Подали обед, и все сразу умолкли. Бесшумно вносили и уносили блюда, обеденный порядок, освященный временем, ничем но нарушался.
Каждый был занят собой, только хозяйка дома думала обо всех, о своих и чужих, а забот у нее было много. У сына с некоторых пор появилась привычка — катать хлебные шарики во время еды. Он и сам этой привычке но рад, знает, что отцу она неприятна, и благодарен матери, когда она останавливает его. Дочь и за едой не очень-то спокойна. Вынужденная молчать, она бросает многозначительные взгляды на Льва Яковлевича, чему-то усмехается и не замечает, что слишком громко стучит ложкой по тарелке. Муж тоже сегодня неспокоен, он все еще не поладил с салфеткой — она решительно не держится у него… Лев Яковлевич уткнулся в тарелку, низко склонил голову и, вероятно, о чем-то важном задумался. Ей слышатся его слова, сказанные Каминскому: «Юлия любит вас, значит, буду любить и я». Хорошо сказано, умно и тактично… Арон Вульфович как будто расстроен, он, должно быть, уже кое-что понял. От него ничего не скроешь.

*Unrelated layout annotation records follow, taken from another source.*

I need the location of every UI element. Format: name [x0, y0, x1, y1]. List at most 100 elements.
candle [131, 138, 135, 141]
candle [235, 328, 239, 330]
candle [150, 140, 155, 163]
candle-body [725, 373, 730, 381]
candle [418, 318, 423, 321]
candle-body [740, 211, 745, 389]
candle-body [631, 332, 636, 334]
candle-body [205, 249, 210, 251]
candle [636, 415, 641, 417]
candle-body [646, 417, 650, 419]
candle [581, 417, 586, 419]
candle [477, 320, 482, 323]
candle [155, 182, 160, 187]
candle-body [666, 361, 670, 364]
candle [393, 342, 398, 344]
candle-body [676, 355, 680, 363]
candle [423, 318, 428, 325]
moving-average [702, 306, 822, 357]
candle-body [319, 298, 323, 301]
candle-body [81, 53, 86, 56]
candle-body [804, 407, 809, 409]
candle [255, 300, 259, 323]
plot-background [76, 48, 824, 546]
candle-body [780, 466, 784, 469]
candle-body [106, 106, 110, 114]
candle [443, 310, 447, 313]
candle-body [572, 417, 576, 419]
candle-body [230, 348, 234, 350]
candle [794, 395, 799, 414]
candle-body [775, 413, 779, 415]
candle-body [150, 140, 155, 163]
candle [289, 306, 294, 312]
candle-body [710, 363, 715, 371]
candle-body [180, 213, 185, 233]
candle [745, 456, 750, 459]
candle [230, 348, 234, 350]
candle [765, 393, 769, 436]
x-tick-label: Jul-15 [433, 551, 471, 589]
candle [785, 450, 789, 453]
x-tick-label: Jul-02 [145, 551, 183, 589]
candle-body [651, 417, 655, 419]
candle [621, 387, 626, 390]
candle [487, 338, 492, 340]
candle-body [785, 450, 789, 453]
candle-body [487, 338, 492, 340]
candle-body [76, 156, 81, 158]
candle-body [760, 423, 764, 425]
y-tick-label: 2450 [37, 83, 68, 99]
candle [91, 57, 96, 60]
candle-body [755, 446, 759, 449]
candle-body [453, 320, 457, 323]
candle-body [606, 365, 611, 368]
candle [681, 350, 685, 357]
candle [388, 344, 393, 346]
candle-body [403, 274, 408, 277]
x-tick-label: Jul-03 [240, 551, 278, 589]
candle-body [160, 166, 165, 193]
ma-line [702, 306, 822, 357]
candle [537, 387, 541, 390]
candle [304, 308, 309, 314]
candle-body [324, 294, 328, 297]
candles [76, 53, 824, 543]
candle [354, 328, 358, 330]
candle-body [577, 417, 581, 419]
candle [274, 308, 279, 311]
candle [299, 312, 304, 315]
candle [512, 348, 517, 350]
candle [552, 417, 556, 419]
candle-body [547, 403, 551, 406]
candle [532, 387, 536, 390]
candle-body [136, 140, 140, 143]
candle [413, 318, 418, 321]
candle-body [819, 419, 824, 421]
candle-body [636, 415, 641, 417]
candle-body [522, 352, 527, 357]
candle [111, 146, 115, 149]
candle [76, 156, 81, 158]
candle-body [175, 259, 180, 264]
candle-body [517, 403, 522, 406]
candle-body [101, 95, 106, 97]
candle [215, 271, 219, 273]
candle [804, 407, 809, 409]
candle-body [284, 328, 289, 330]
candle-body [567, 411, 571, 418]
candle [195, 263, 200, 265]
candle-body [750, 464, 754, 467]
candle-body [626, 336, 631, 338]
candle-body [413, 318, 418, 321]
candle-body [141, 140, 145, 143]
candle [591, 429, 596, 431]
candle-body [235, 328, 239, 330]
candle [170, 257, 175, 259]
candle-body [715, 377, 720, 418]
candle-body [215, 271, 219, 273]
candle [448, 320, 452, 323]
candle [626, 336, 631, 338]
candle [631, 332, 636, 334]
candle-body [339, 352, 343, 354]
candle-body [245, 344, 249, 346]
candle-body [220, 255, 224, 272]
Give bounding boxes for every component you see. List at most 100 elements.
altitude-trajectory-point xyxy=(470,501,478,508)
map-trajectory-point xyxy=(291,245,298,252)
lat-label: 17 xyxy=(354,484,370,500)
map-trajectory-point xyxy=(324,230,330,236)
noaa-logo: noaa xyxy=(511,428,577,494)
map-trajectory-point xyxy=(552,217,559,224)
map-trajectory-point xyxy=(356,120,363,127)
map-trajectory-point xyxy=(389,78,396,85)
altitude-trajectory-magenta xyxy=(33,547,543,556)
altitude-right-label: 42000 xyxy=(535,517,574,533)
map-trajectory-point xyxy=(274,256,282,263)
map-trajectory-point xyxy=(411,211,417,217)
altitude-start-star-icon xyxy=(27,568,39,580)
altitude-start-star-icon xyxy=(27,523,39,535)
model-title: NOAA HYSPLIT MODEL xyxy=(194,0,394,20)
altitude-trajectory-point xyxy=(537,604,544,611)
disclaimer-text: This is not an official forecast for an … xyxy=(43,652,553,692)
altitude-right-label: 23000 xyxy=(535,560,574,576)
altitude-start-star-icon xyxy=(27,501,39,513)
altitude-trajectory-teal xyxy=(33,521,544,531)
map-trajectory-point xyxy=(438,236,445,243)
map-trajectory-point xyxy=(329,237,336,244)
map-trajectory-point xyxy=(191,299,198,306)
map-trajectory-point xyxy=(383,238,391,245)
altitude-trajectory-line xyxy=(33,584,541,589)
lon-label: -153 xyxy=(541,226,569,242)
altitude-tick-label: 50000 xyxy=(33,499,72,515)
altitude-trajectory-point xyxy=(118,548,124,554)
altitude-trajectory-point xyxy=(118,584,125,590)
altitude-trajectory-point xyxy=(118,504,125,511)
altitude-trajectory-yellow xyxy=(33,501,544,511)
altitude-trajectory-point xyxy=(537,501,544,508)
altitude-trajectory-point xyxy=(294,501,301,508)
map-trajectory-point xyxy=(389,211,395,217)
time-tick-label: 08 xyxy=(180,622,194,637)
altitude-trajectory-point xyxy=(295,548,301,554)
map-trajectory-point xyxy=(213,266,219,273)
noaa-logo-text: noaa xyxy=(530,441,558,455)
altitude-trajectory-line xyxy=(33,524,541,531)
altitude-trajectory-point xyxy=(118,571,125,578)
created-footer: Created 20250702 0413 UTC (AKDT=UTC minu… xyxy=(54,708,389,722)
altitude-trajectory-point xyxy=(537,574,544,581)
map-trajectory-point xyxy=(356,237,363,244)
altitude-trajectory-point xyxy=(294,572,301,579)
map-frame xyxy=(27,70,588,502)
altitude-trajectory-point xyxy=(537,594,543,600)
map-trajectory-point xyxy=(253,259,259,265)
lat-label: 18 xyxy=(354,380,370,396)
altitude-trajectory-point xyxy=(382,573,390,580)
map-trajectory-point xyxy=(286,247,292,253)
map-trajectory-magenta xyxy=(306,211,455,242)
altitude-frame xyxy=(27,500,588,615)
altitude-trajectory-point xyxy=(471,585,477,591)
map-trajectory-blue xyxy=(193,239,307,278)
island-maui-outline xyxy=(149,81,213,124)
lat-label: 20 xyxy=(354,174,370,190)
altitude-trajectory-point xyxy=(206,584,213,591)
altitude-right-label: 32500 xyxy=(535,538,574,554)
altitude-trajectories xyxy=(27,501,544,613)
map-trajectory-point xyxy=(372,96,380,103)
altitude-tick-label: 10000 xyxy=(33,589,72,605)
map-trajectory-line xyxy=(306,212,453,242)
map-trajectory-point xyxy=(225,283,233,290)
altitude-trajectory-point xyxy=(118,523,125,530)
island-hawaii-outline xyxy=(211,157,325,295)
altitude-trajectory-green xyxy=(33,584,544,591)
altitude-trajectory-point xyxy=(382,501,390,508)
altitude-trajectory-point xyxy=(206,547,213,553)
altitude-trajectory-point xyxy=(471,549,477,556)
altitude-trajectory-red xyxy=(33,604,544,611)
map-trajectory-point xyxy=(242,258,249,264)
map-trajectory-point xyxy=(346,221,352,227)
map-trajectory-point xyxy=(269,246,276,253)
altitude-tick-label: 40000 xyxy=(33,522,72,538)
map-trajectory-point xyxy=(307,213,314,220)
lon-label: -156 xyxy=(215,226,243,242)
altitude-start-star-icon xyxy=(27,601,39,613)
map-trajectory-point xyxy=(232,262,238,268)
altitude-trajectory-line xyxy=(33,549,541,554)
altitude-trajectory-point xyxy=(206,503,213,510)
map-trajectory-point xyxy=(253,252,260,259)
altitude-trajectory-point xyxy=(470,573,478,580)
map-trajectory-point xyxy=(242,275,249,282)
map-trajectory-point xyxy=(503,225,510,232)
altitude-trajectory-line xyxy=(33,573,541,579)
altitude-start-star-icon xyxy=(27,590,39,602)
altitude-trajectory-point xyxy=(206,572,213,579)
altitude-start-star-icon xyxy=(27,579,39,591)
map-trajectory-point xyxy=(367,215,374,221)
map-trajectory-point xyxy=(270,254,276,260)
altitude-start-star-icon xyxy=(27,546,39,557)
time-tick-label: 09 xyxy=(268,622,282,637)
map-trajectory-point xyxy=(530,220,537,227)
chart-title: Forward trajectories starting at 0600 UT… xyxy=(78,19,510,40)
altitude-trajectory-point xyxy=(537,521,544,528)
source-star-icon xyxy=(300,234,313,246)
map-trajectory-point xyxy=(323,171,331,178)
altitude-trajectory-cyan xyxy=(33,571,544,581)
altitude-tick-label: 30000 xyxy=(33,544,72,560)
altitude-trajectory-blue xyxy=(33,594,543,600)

Когда убрали со стола, Самсон Данилович побарабанил пальцами по деревянному очешнику, прошелся по комнате и, усевшись около своего друга, сказал:
— Пора тебе начать оседлую жизнь. Что ты бродишь из города в город?
Сочувственный тон не был рассчитан на признательность, в нем отчетливо звучали нотки упрека и неодобрения. Вместо ответа Каминский скорчил унылую мину.
— Кому что нравится, Самсон, — подделываясь под тон друга, проговорил он, — тебя из этого каменного мешка не выкурить, а я бы не стал в нем жить. Ну что тут хорошего? Пять клетушек и крошечная кухонька, окна куцые, в частых переплетах, ни дать ни взять, — девичьи светелки. Уютный полумрак и гробовая тишина. Потолки невысокие, зато стены толстые и выемки в дверях глубокие. Солнцу эту кирпичную кладку не прогреть, а морозу сквозь нее не пробраться. Оттого здесь зимой жарко, а летом прохладно. Только и утешения.
— Ты рассуждаешь, как цыган, — делая вид, что принял эти рассуждения всерьез, укоризненно произнес профессор. — Не нравится тебе такой дом, найди другой. Человек должен жить оседло.
— Не требуй от меня невозможного, — с театральной интонацией и драматическим жестом проговорил Арон Вульфович. — Я на положении беспаспортного, ни один город не окажет мне гостеприимства. Оседлость предполагает свое жилище, а у меня его нет. В лучшем случае я располагаюсь под чужим кровом. Без этой сомнительной оседлости на работу не берут. Скажи мне кто-нибудь, что в Минске или Пинске меня ждет квартира, я поеду туда… Какая цена человеку, не имеющему собственного угла?